A letter signed by more than 320 behavioral medicine academic experts, sent Monday to congressional leaders, decried the cuts, including those to “community-based naloxone distribution, peer outreach programs, drug-use-related infectious disease prevention programs and drug test strip programs.”

The president’s budget calls for ending grants for “harm reduction,” a strategy to prevent disease transmission and keep drug users alive that has become largely accepted by mainstream addiction treatment providers.

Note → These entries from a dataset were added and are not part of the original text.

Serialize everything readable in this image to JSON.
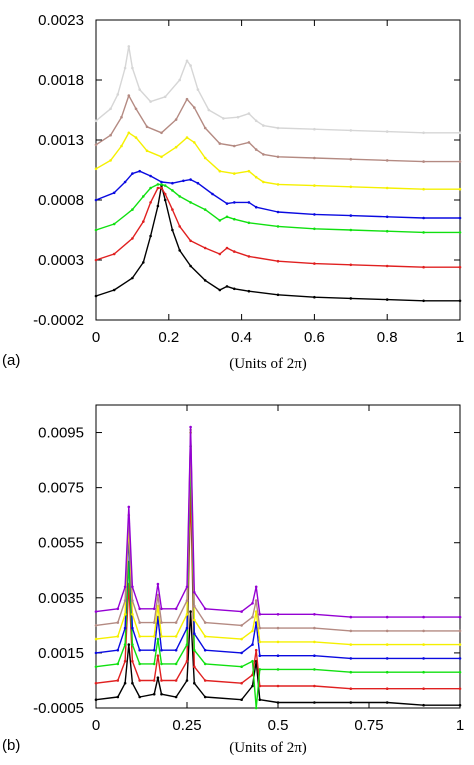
{
  "chart_data": [
    {
      "type": "line",
      "panel_label": "(a)",
      "xlabel": "(Units of 2π)",
      "ylabel": "",
      "title": "",
      "xlim": [
        0,
        1
      ],
      "ylim": [
        -0.0002,
        0.0023
      ],
      "xticks": [
        "0",
        "0.2",
        "0.4",
        "0.6",
        "0.8",
        "1"
      ],
      "yticks": [
        "-0.0002",
        "0.0003",
        "0.0008",
        "0.0013",
        "0.0018",
        "0.0023"
      ],
      "grid": false,
      "legend": "none",
      "series": [
        {
          "color": "#000000",
          "x": [
            0,
            0.05,
            0.1,
            0.13,
            0.15,
            0.17,
            0.18,
            0.19,
            0.21,
            0.23,
            0.26,
            0.3,
            0.34,
            0.36,
            0.38,
            0.42,
            0.5,
            0.6,
            0.7,
            0.8,
            0.9,
            1.0
          ],
          "y": [
            0.0,
            5e-05,
            0.00015,
            0.00028,
            0.0005,
            0.00075,
            0.00092,
            0.0008,
            0.00055,
            0.00038,
            0.00025,
            0.00013,
            5e-05,
            8e-05,
            6e-05,
            4e-05,
            1e-05,
            -1e-05,
            -2e-05,
            -3e-05,
            -4e-05,
            -4e-05
          ]
        },
        {
          "color": "#e02020",
          "x": [
            0,
            0.05,
            0.1,
            0.13,
            0.15,
            0.17,
            0.18,
            0.19,
            0.21,
            0.23,
            0.26,
            0.3,
            0.34,
            0.36,
            0.38,
            0.42,
            0.5,
            0.6,
            0.7,
            0.8,
            0.9,
            1.0
          ],
          "y": [
            0.0003,
            0.00035,
            0.00048,
            0.00062,
            0.00078,
            0.0009,
            0.0009,
            0.00085,
            0.00072,
            0.00058,
            0.00046,
            0.0004,
            0.00035,
            0.0004,
            0.00037,
            0.00033,
            0.00029,
            0.00027,
            0.00026,
            0.00025,
            0.00024,
            0.00024
          ]
        },
        {
          "color": "#10e010",
          "x": [
            0,
            0.05,
            0.1,
            0.13,
            0.15,
            0.17,
            0.18,
            0.19,
            0.21,
            0.23,
            0.26,
            0.3,
            0.34,
            0.36,
            0.38,
            0.42,
            0.5,
            0.6,
            0.7,
            0.8,
            0.9,
            1.0
          ],
          "y": [
            0.00055,
            0.0006,
            0.00072,
            0.00083,
            0.0009,
            0.00093,
            0.00093,
            0.00092,
            0.00088,
            0.00083,
            0.00078,
            0.00072,
            0.00063,
            0.00066,
            0.00064,
            0.00061,
            0.00058,
            0.00056,
            0.00055,
            0.00054,
            0.00053,
            0.00053
          ]
        },
        {
          "color": "#0a0ae0",
          "x": [
            0,
            0.05,
            0.08,
            0.1,
            0.12,
            0.15,
            0.18,
            0.21,
            0.24,
            0.26,
            0.28,
            0.32,
            0.36,
            0.38,
            0.42,
            0.44,
            0.5,
            0.6,
            0.7,
            0.8,
            0.9,
            1.0
          ],
          "y": [
            0.0008,
            0.00086,
            0.00095,
            0.00102,
            0.00104,
            0.001,
            0.00095,
            0.00094,
            0.00096,
            0.00097,
            0.00094,
            0.00085,
            0.00077,
            0.00078,
            0.00078,
            0.00074,
            0.0007,
            0.00068,
            0.00067,
            0.00066,
            0.00065,
            0.00065
          ]
        },
        {
          "color": "#f5f000",
          "x": [
            0,
            0.04,
            0.07,
            0.09,
            0.11,
            0.14,
            0.18,
            0.22,
            0.25,
            0.27,
            0.3,
            0.34,
            0.38,
            0.42,
            0.44,
            0.46,
            0.5,
            0.6,
            0.7,
            0.8,
            0.9,
            1.0
          ],
          "y": [
            0.00106,
            0.00113,
            0.00125,
            0.00136,
            0.00132,
            0.00121,
            0.00116,
            0.00124,
            0.00132,
            0.00128,
            0.00115,
            0.00104,
            0.00102,
            0.00104,
            0.00099,
            0.00095,
            0.00093,
            0.00092,
            0.00091,
            0.0009,
            0.00089,
            0.00089
          ]
        },
        {
          "color": "#b48a82",
          "x": [
            0,
            0.04,
            0.07,
            0.09,
            0.11,
            0.14,
            0.18,
            0.22,
            0.25,
            0.27,
            0.3,
            0.34,
            0.38,
            0.42,
            0.44,
            0.46,
            0.5,
            0.6,
            0.7,
            0.8,
            0.9,
            1.0
          ],
          "y": [
            0.00126,
            0.00134,
            0.00149,
            0.00167,
            0.00156,
            0.00141,
            0.00136,
            0.00147,
            0.00164,
            0.00157,
            0.0014,
            0.00127,
            0.00125,
            0.00128,
            0.00122,
            0.00118,
            0.00116,
            0.00115,
            0.00114,
            0.00113,
            0.00112,
            0.00112
          ]
        },
        {
          "color": "#d6d6d6",
          "x": [
            0,
            0.04,
            0.06,
            0.08,
            0.09,
            0.1,
            0.12,
            0.15,
            0.19,
            0.23,
            0.25,
            0.26,
            0.28,
            0.31,
            0.35,
            0.39,
            0.42,
            0.44,
            0.46,
            0.5,
            0.6,
            0.7,
            0.8,
            0.9,
            1.0
          ],
          "y": [
            0.00146,
            0.00156,
            0.00168,
            0.0019,
            0.00208,
            0.0019,
            0.00172,
            0.00162,
            0.00166,
            0.0018,
            0.00196,
            0.00192,
            0.00172,
            0.00155,
            0.00148,
            0.00149,
            0.00152,
            0.00146,
            0.00142,
            0.0014,
            0.00139,
            0.00138,
            0.00137,
            0.00136,
            0.00136
          ]
        }
      ]
    },
    {
      "type": "line",
      "panel_label": "(b)",
      "xlabel": "(Units of 2π)",
      "ylabel": "",
      "title": "",
      "xlim": [
        0,
        1
      ],
      "ylim": [
        -0.0005,
        0.0105
      ],
      "xticks": [
        "0",
        "0.25",
        "0.5",
        "0.75",
        "1"
      ],
      "yticks": [
        "-0.0005",
        "0.0015",
        "0.0035",
        "0.0055",
        "0.0075",
        "0.0095"
      ],
      "grid": false,
      "legend": "none",
      "series": [
        {
          "color": "#000000",
          "x": [
            0,
            0.06,
            0.08,
            0.09,
            0.1,
            0.12,
            0.16,
            0.17,
            0.18,
            0.22,
            0.25,
            0.26,
            0.27,
            0.3,
            0.4,
            0.43,
            0.44,
            0.45,
            0.5,
            0.6,
            0.7,
            0.8,
            0.9,
            1.0
          ],
          "y": [
            -0.0002,
            -0.0001,
            0.0004,
            0.0018,
            0.0004,
            -0.0001,
            0.0,
            0.0006,
            0.0,
            -0.0001,
            0.0005,
            0.003,
            0.0004,
            -0.0001,
            -0.0002,
            0.0003,
            0.0012,
            -0.0002,
            -0.0003,
            -0.0003,
            -0.0003,
            -0.0003,
            -0.0004,
            -0.0004
          ]
        },
        {
          "color": "#e02020",
          "x": [
            0,
            0.06,
            0.08,
            0.09,
            0.1,
            0.12,
            0.16,
            0.17,
            0.18,
            0.22,
            0.25,
            0.26,
            0.27,
            0.3,
            0.4,
            0.43,
            0.44,
            0.45,
            0.5,
            0.6,
            0.7,
            0.8,
            0.9,
            1.0
          ],
          "y": [
            0.0004,
            0.0005,
            0.0012,
            0.004,
            0.0012,
            0.0005,
            0.0005,
            0.0014,
            0.0005,
            0.0005,
            0.0012,
            0.0075,
            0.001,
            0.0005,
            0.0004,
            0.0007,
            0.0016,
            0.0003,
            0.0003,
            0.0003,
            0.0002,
            0.0002,
            0.0002,
            0.0002
          ]
        },
        {
          "color": "#10e010",
          "x": [
            0,
            0.06,
            0.08,
            0.09,
            0.1,
            0.12,
            0.16,
            0.17,
            0.18,
            0.22,
            0.25,
            0.26,
            0.27,
            0.3,
            0.4,
            0.43,
            0.44,
            0.45,
            0.5,
            0.6,
            0.7,
            0.8,
            0.9,
            1.0
          ],
          "y": [
            0.001,
            0.0011,
            0.0018,
            0.0048,
            0.0018,
            0.0011,
            0.0011,
            0.002,
            0.0011,
            0.0011,
            0.0018,
            0.009,
            0.0016,
            0.0011,
            0.001,
            0.0012,
            -0.0005,
            0.0009,
            0.0009,
            0.0009,
            0.0008,
            0.0008,
            0.0008,
            0.0008
          ]
        },
        {
          "color": "#0a0ae0",
          "x": [
            0,
            0.06,
            0.08,
            0.09,
            0.1,
            0.12,
            0.16,
            0.17,
            0.18,
            0.22,
            0.25,
            0.26,
            0.27,
            0.3,
            0.4,
            0.43,
            0.44,
            0.45,
            0.5,
            0.6,
            0.7,
            0.8,
            0.9,
            1.0
          ],
          "y": [
            0.0015,
            0.0016,
            0.0024,
            0.0058,
            0.0024,
            0.0016,
            0.0016,
            0.0028,
            0.0016,
            0.0016,
            0.0024,
            0.0095,
            0.0022,
            0.0016,
            0.0015,
            0.0018,
            0.0026,
            0.0014,
            0.0014,
            0.0014,
            0.0013,
            0.0013,
            0.0013,
            0.0013
          ]
        },
        {
          "color": "#f5f000",
          "x": [
            0,
            0.06,
            0.08,
            0.09,
            0.1,
            0.12,
            0.16,
            0.17,
            0.18,
            0.22,
            0.25,
            0.26,
            0.27,
            0.3,
            0.4,
            0.43,
            0.44,
            0.45,
            0.5,
            0.6,
            0.7,
            0.8,
            0.9,
            1.0
          ],
          "y": [
            0.002,
            0.0021,
            0.0029,
            0.0062,
            0.0029,
            0.0021,
            0.0021,
            0.0032,
            0.0021,
            0.0021,
            0.0029,
            0.0095,
            0.0027,
            0.0021,
            0.002,
            0.0023,
            0.003,
            0.0019,
            0.0019,
            0.0019,
            0.0018,
            0.0018,
            0.0018,
            0.0018
          ]
        },
        {
          "color": "#b48a82",
          "x": [
            0,
            0.06,
            0.08,
            0.09,
            0.1,
            0.12,
            0.16,
            0.17,
            0.18,
            0.22,
            0.25,
            0.26,
            0.27,
            0.3,
            0.4,
            0.43,
            0.44,
            0.45,
            0.5,
            0.6,
            0.7,
            0.8,
            0.9,
            1.0
          ],
          "y": [
            0.0025,
            0.0026,
            0.0034,
            0.0065,
            0.0034,
            0.0026,
            0.0026,
            0.0036,
            0.0026,
            0.0026,
            0.0034,
            0.0096,
            0.0032,
            0.0026,
            0.0025,
            0.0028,
            0.0034,
            0.0024,
            0.0024,
            0.0024,
            0.0023,
            0.0023,
            0.0023,
            0.0023
          ]
        },
        {
          "color": "#9400d3",
          "x": [
            0,
            0.06,
            0.08,
            0.09,
            0.1,
            0.12,
            0.16,
            0.17,
            0.18,
            0.22,
            0.25,
            0.26,
            0.27,
            0.3,
            0.4,
            0.43,
            0.44,
            0.45,
            0.5,
            0.6,
            0.7,
            0.8,
            0.9,
            1.0
          ],
          "y": [
            0.003,
            0.0031,
            0.0039,
            0.0068,
            0.0039,
            0.0031,
            0.0031,
            0.004,
            0.0031,
            0.0031,
            0.0039,
            0.0097,
            0.0037,
            0.0031,
            0.003,
            0.0033,
            0.0039,
            0.0029,
            0.0029,
            0.0029,
            0.0028,
            0.0028,
            0.0028,
            0.0028
          ]
        }
      ]
    }
  ]
}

The budget derides federal financial support for “dangerous activities billed as ‘harm reduction,’ which included funding ‘safe smoking kits and supplies’ and ‘syringes’ for drug users.”

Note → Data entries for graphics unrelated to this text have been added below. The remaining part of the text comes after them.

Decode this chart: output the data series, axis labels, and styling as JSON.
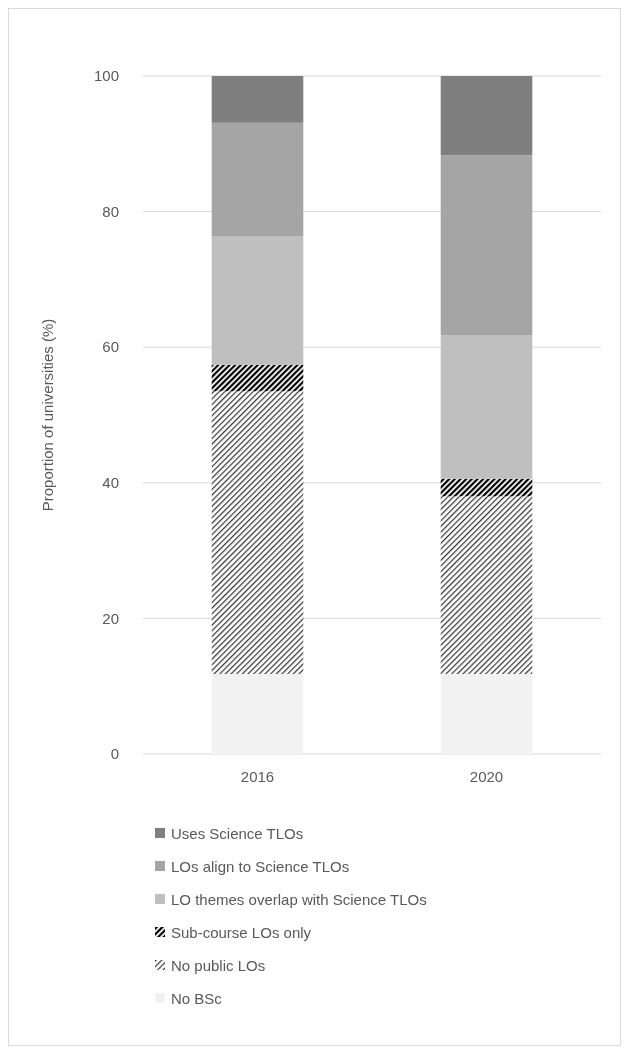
{
  "chart_data": {
    "type": "bar",
    "stacked": true,
    "ylabel": "Proportion of universities (%)",
    "categories": [
      "2016",
      "2020"
    ],
    "ylim": [
      0,
      100
    ],
    "yticks": [
      0,
      20,
      40,
      60,
      80,
      100
    ],
    "grid": "y",
    "legend": "bottom",
    "series": [
      {
        "name": "No BSc",
        "color": "#f2f2f2",
        "values": [
          11.8,
          11.8
        ]
      },
      {
        "name": "No public LOs",
        "color": "#333333",
        "values": [
          41.7,
          26.2
        ]
      },
      {
        "name": "Sub-course LOs only",
        "color": "#000000",
        "values": [
          3.9,
          2.6
        ]
      },
      {
        "name": "LO themes overlap with Science TLOs",
        "color": "#bfbfbf",
        "values": [
          18.9,
          21.2
        ]
      },
      {
        "name": "LOs align to Science TLOs",
        "color": "#a5a5a5",
        "values": [
          16.8,
          26.5
        ]
      },
      {
        "name": "Uses Science TLOs",
        "color": "#7f7f7f",
        "values": [
          6.9,
          11.7
        ]
      }
    ]
  }
}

That language is a callback to false reports in 2022 that a $30 million federal harm reduction grant could be used to purchase pipes for smoking crack and meth. In fact, a small portion of that grant, designated for “safer smoking kits,” was for supplies like alcohol swabs and lip balm. The grant also supported programs in states that permit sterile syringe exchanges, effective in reducing hepatitis C and H.I.V. infection rates.

“You can’t just tell people to stop using drugs with a snap of the fingers,” said Dr. Christiansen, a former director of West Virginia’s drug control policy. “These are tools to reduce the harm of opioids while also helping them be successful long-term.”

According to the federal agency’s annual survey of substance use, in 2023, 27.2 million Americans ages 12 or older had a drug use disorder, 28.9 million had alcohol use disorder, and 7.5 million had both.

The budget does leave intact block grants for states to combat addiction and mental illness. But without the agency’s additional grants, hands-on training and monitoring, in addition to possible Medicaid reductions, states will not be able to afford the many medical and social services required to prevent and treat addiction, Dr. Christiansen said.

David Herzberg, a professor of drug policy and history at the University at Buffalo, said that Mr. Trump’s almost single-minded linking of the nation’s drug problems with border issues harks back to late 19th-century America, when the government associated opium dens with Chinese immigrants. Fearing the incursion of Chinese workers and inflamed by press reports of Chinese men using opium to lure young white women into prostitution, Congress severely restricted Chinese immigration.

Then as now, Mr. Herzberg said, political conservatives found that targeting foreign drug suppliers was a muscular means of advancing broader agendas.

In contrast with highly publicized drug seizures, people who chronically use drugs have become afterthoughts, usually visible only as street irritants, their addiction perceived to be the result of their own choices, he said. Elected leaders who advocate for their welfare risk being tarred as soft on crime.

“If politicians are going to stick their necks out for them, I would be shocked,” Mr. Herzberg said.